There is a DEPLOY.md
file for both
the frontend
and the engine
that goes into further detail.
Next steps
I’m excited to see what kinds of results people get with Papernaut, but it’s still very early software. I look forward to making a variety of improvements.
I’d really like to add a bulk request API endpoint to the engine, so that the frontend can discover discussions in a single HTTP request, rather that one request per paper. That’s a big performance hit, and the user experience right now for large libraries is that the frontend just hangs for a while.
On the engine side, I’d like to do a better job of culling false positives in the matching engine, and of contributing to Zotero’s translators to improve the match rate. I think the primary issue there is that the translator-server actually only runs a subset of all the Zotero translators, as some declare that they only work inside a real browser context (see “browserSupport”).
I’d like to get a larger sample set of BibTeX files to try, as there are probably edge cases and assumptions in the importer waiting to be hit.
I’d also like to background some of the tasks in the frontend’s import process; validating DOIs is a big one there. Ideally, the whole library import would be backgrounded, and the user interface would be notified when the import is complete.
Currently, some matches are missed because the engine and frontend have different identifiers for the same paper – say a DOI and a PMID. I also have an experimental branch that cross-references papers with the crossref.org API, which yields more complete information. Ideally that would happen in the engine. I’ve also seen some library management and import tools that use Google Scholar to improve matching and identification.
After that, I’d like loaders to run semi-continuously instead of manually, and to have more robust infrastructure around paper identification.
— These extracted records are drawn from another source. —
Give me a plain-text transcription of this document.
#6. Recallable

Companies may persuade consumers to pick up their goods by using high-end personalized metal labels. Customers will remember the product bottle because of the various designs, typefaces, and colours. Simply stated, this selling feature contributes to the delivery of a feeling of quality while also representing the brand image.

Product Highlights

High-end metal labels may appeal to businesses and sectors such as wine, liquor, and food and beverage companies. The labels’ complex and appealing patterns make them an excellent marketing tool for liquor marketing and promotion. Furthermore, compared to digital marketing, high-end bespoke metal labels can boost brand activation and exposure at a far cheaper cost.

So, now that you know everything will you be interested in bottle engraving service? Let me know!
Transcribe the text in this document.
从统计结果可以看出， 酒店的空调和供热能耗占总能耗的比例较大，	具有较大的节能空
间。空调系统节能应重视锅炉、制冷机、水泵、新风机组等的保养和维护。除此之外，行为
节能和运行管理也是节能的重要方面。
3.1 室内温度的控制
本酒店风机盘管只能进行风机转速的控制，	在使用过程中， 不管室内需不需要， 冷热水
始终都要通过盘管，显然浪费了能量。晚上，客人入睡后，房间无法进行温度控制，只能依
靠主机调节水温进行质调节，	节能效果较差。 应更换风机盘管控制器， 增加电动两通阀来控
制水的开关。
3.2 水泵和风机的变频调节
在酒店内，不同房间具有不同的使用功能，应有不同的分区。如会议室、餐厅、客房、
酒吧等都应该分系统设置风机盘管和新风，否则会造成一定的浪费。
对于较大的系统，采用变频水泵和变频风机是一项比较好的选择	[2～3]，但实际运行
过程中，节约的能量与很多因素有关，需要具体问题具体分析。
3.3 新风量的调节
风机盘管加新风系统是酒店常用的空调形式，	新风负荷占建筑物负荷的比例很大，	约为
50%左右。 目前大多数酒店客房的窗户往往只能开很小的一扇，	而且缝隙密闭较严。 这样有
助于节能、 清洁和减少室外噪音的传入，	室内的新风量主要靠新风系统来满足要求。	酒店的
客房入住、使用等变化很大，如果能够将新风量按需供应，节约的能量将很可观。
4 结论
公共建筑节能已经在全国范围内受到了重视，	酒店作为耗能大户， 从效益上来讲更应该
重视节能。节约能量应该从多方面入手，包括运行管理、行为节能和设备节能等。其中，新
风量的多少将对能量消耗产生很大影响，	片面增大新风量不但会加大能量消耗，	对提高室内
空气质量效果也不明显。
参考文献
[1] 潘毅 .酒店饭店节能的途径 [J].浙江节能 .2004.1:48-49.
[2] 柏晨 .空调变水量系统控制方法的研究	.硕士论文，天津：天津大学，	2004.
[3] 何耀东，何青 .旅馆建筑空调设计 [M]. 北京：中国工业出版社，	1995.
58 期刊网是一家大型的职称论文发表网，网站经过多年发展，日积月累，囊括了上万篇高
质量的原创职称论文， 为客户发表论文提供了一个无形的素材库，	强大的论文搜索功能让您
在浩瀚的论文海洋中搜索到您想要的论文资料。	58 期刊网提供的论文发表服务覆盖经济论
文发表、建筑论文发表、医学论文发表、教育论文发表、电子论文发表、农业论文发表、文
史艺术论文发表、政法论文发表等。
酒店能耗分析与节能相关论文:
In the long term, it would be interesting to try and bring the discussion matching experience directly into reference managers. This is one reason why I provide the engine query API separately from the frontend.
Conclusion
I’m most interested in hearing feedback from people. Is this useful to you? If you use a reference manager, give Papernaut a spin and let me know how it goes.